Birmania, i giustiziati “meritavano la morte” – Cronaca – صحيفة الصوت

I quattro prigionieri giustiziati dalla giunta del Myanmar nei primi casi di pena capitale nel Paese da decenni “avrebbero meritato molte condanne a morte”. Lo ha dichiarato Zaw Min Tun, portavoce della giunta militare durante un briefing con i media, aggiungendo che  “se confrontiamo la loro sentenza con altri casi di pena capitale, hanno commesso crimini per i quali avrebbero dovuto essere condannati a morte molte volte”.

L’esecuzione dei quattro oppositori al regime, tra cui un ex membro del partito di Aung San Suu Kyi, è “altamente riprovevole”, ha affermato da parte sua la presidenza cambogiana di turno dell’Asean, l’Associazione delle nazioni del sud-est asiatico. In una nota si afferma che l’organismo è stato “estremamente turbato e profondamente rattristato” dalle esecuzioni, le prime in Myanmar da decenni e si accusa la giunta di una “grave mancanza di volontà” nell’impegnarsi negli sforzi dell’Asean per facilitare il dialogo tra i militari e i suoi oppositori.

 Nella dichiarazione si sottolinea inoltre come le esecuzioni siano avvenute “nonostante l’appello personale” del primo ministro cambogiano Hun Sen a sospendere il procedimento.  L’Asean, che comprende 10 nazioni tra cui il Myanmar, ha guidato gli sforzi diplomatici per porre fine al caos scatenato dal golpe dello scorso anno. Nell’aprile 2021 ha raggiunto un “consenso in cinque punti” con la giunta, chiedendo la cessazione della violenza e un “dialogo costruttivo”. Ma la violenza è continuata, con gruppi anti-giunta che si scontrano regolarmente con i militari, accusati di aver dato alle fiamme alcuni villaggi.

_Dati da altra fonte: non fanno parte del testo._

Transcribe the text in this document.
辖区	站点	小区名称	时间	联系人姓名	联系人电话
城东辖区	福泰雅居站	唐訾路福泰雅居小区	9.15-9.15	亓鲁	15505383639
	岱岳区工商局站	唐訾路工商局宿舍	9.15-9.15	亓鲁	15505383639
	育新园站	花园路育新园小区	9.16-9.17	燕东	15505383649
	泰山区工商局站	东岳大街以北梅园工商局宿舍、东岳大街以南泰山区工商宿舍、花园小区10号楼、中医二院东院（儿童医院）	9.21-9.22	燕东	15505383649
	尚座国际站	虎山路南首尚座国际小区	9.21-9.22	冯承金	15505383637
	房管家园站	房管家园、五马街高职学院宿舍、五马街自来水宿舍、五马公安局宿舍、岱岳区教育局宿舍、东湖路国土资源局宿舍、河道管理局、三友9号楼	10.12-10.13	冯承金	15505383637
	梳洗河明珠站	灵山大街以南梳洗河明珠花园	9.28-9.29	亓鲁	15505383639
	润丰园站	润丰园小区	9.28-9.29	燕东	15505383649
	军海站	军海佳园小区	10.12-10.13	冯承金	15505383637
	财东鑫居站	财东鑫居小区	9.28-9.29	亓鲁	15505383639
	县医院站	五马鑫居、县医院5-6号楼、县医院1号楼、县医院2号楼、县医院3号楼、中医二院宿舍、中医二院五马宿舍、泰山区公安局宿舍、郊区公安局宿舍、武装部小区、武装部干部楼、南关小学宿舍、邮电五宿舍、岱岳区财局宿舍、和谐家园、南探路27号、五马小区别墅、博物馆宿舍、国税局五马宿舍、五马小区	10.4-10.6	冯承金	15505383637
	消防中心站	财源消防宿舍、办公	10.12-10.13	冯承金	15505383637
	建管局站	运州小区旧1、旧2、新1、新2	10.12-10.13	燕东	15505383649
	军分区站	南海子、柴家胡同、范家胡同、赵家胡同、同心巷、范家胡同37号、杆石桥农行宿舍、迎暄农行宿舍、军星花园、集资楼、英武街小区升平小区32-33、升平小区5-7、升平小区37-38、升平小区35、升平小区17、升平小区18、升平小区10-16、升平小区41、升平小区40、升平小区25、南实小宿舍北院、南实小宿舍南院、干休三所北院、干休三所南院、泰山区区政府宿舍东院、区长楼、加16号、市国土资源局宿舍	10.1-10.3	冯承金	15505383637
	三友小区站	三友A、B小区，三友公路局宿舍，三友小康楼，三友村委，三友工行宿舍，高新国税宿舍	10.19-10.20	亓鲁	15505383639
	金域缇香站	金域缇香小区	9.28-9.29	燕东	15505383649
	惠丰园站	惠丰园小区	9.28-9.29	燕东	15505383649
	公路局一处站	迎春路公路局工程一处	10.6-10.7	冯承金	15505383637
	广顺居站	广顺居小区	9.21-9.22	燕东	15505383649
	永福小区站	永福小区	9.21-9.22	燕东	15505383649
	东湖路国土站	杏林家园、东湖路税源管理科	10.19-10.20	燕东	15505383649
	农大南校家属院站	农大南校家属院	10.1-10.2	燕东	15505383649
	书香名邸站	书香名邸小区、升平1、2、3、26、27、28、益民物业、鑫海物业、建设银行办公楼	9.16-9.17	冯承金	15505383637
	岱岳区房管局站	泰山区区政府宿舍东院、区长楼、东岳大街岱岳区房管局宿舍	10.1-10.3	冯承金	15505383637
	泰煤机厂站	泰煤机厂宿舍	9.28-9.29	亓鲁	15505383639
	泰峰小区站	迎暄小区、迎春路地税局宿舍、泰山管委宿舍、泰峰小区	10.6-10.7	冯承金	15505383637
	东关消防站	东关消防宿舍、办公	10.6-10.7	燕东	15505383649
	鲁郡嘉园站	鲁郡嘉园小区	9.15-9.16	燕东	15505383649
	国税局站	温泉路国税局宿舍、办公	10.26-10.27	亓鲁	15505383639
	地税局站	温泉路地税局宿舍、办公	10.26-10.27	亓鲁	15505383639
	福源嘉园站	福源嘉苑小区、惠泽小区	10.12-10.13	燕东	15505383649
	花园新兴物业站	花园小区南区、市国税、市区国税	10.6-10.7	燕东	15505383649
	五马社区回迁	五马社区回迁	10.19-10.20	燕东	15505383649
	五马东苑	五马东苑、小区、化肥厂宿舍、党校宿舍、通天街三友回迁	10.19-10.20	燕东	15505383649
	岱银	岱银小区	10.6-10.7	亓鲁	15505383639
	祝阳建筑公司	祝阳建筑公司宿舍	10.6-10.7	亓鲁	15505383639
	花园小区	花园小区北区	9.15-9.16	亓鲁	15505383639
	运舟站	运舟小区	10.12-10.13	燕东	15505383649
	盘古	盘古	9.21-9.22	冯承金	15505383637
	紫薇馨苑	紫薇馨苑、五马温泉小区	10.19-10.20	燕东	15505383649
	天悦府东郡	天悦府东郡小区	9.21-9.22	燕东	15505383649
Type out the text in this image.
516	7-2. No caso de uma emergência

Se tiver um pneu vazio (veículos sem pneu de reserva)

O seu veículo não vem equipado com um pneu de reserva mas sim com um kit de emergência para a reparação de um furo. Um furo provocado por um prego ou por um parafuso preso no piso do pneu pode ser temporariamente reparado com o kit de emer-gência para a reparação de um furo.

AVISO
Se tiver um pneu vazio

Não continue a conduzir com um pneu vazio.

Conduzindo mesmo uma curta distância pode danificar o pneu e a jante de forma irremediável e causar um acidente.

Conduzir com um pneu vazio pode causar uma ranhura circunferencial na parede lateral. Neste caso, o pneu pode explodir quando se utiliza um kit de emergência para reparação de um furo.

Secondo i media statali cambogiani, il ministro degli Esteri del Myanmar non è stato invitato alla ministeriale dell’organismo convocata per la prossima settimana.  Il Myanmar resta isolato sulla scena internazionale, e il premier cambogiano Hun Sen l’unico à stato l’unico capo di Stato straniero a recarvisi dopo il golpe. Dal allora, più di 2.100 persone sono state uccise in una sanguinosa repressione militare, secondo una organizzazione locale per i diritti umani.